2013年8月、国防大学の公方彬教授が人民網「強国論壇」(党機関紙『人民日報』のBBS:筆者)のゲストとして登場した際に谷俊山の汚職問題を明らかにした。彼によると「谷俊山とその前任という軍高官二人続けての犯罪に民衆は不満」という。権威筋が谷俊山の汚職捜査を明かしたのは初である。

 公が言う「前任」とは海軍の王守業元副司令官のことだ。1億6000万元(約25億円)の汚職額と愛人を囲んでいた容疑で2006年に軍事法廷にかけられ、執行猶予付き死刑判決が下された。共通するのは二人とも総後勤部のインフラ・住宅建設部門の長歴任の経験があることだ。

繁華街にある軍用地を払下げ、巨額のキックバックを

 谷の実家は河南省濮陽市孟軻郷東白倉村にある。弟の家など3軒が地下でつながり、30メートルの通路になっている。ここに名酒が山のように積まれ貯蔵されていた。家宅捜査は2晩続き、物品はトラックに積み込まれ、深夜になって市内の武装警察支部に運ばれていった。「市民に目撃されるのを避けたかった」ためだろう。しかし、谷はここに住んでいなかった。村トップで党支部書記だった谷俊山の実弟、谷献軍の家も家宅捜査されたが、無駄足だった。既に物品は移された後であり、酒の空箱だけが残っていた。

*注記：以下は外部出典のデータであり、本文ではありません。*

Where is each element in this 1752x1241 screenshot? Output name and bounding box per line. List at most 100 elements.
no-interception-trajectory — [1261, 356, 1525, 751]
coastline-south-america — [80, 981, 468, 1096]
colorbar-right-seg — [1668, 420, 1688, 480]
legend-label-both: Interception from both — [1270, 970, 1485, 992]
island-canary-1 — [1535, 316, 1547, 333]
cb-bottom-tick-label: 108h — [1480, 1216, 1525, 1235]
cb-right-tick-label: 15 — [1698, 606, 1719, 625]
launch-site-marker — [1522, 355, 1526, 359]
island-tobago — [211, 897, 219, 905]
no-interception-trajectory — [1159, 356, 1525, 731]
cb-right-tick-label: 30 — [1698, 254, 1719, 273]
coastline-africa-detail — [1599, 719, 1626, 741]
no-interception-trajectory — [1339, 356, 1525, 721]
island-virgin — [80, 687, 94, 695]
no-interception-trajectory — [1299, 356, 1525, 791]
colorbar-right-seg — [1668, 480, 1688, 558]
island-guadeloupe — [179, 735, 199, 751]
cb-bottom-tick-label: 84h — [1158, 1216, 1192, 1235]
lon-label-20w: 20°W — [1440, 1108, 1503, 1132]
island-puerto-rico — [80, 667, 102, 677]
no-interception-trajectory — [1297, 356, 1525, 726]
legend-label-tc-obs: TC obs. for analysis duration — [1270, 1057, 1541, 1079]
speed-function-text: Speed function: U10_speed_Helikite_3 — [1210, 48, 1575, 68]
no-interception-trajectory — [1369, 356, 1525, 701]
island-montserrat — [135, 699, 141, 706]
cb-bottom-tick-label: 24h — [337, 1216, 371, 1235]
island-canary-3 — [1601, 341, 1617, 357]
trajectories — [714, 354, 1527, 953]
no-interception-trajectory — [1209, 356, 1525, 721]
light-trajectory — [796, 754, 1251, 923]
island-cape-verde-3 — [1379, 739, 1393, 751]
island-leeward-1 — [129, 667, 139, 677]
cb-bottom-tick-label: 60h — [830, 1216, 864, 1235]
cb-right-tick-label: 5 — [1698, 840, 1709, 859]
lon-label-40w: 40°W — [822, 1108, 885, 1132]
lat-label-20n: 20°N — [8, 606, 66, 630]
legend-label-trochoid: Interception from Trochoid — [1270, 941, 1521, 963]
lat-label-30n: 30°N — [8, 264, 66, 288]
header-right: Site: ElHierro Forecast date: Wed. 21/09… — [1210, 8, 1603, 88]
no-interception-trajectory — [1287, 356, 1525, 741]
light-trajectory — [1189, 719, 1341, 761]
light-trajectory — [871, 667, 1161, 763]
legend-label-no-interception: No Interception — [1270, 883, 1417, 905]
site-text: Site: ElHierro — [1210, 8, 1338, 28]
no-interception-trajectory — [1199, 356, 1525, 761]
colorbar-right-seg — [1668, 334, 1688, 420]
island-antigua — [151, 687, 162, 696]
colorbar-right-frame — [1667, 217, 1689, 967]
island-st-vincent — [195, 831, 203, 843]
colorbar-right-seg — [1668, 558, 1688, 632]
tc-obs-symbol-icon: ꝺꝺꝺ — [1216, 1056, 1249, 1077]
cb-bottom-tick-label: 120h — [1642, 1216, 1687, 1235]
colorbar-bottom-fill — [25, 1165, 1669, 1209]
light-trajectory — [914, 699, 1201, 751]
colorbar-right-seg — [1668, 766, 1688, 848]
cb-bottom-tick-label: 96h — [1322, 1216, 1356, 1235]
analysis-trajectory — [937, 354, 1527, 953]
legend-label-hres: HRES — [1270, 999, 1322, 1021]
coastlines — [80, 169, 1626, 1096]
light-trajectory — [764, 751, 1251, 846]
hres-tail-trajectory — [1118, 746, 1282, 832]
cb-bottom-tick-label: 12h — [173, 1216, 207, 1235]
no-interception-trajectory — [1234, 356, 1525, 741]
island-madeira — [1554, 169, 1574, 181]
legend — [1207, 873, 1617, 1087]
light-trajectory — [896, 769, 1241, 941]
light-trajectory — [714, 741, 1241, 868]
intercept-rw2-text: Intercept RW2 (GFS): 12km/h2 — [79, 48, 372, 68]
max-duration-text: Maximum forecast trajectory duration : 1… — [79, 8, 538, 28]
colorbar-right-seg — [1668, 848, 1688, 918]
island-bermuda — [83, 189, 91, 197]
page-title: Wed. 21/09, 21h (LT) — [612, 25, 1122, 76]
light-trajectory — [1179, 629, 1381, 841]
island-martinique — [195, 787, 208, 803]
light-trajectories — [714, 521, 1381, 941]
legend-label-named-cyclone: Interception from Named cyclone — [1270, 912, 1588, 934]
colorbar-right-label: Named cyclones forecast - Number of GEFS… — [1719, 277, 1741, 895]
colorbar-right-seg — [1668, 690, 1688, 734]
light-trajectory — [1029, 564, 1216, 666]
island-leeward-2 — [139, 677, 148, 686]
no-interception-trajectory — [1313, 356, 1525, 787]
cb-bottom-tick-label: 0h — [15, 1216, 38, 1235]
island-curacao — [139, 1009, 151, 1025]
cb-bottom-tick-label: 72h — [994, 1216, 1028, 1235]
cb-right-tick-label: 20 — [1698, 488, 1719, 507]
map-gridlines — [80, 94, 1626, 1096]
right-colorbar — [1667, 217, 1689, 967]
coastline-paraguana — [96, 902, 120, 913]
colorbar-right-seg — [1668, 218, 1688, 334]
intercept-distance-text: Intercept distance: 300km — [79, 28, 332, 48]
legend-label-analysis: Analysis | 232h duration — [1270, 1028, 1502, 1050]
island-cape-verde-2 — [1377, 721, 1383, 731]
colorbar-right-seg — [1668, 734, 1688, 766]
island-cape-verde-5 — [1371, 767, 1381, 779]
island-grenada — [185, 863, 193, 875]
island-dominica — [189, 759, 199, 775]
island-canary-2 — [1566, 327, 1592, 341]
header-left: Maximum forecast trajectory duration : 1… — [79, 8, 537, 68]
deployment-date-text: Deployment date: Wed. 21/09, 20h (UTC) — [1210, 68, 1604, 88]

 既に前年の旧正月前に北京からやって来た軍の規律委員会、検察院の捜査員が濮陽軍分区内部宿舎に滞在し、谷の捜査は濮陽中に知れ渡った。旧正月にも捜査チームは留まり、3、4月には党中央規律委員会(日本でいう地検特捜部のような汚職取り締まり機構:筆者)、最高検察院の捜査員も加わって十数人の合同捜査班が組織されて捜査に実質的進展があった。

 捜査グループは谷献軍が濮陽で起業した軍用物資メーカーを捜査し、派出所から谷俊山の戸籍資料を取り寄せて照合した。捜査グループは濮陽市の主要幹部、濮陽市高新区責任者にも捜査協力を仰ぎ、谷俊山についての報告書を作成した。12年5月に谷俊山は正式に職務停止となった。

 谷俊山は総後勤部のインフラ住宅部事務局の主任、住宅土地管理局局長、インフラ建設住宅部副部長、部長や全軍緑化委員会事務局主任、全軍住宅改革事務局主任などを歴任した。在職期間中に軍の住宅基準は大幅に引き上げられ、軍宿舎は4回にわたり大規模な住宅建設を拡大し、住宅レベル向上が図られた。この過程で繁華街にある軍用地を払下げ、巨額のキックバックを受けたのだ。

 北京で谷が目を付けた環状二号線地域の軍用地は数十箇所、マンションは数十部屋に上る。贈り物として考えていたという。上海ではある軍用地を20億元(300億円超)で売却し、その6%が谷の懐に入ったとされる。濮陽で谷一族が土地を奪い取り開発したマンションは悪名高く、谷は不動産業者と結託して土地を横流しして手数料を受け取った。更に上をめざし、パートナー作りにも精を出した。自分の「赤い血統」(共産党の血筋を強調する言い方:筆者)を強めるべく、人を雇って父親の伝記を執筆させ、彼の経歴を誇張し、「革命烈士」にでっち上げた。父親の「革命烈士墓地」さえ造成した。

谷俊山の汚職発覚から10か月経って捜査員が濮陽の実家を家宅捜査し、栄華を誇った谷一族の崩壊が始まった。13年1月16日に谷俊山の弟、谷献軍が贈収賄の容疑者として指名手配され、8月に捕まった。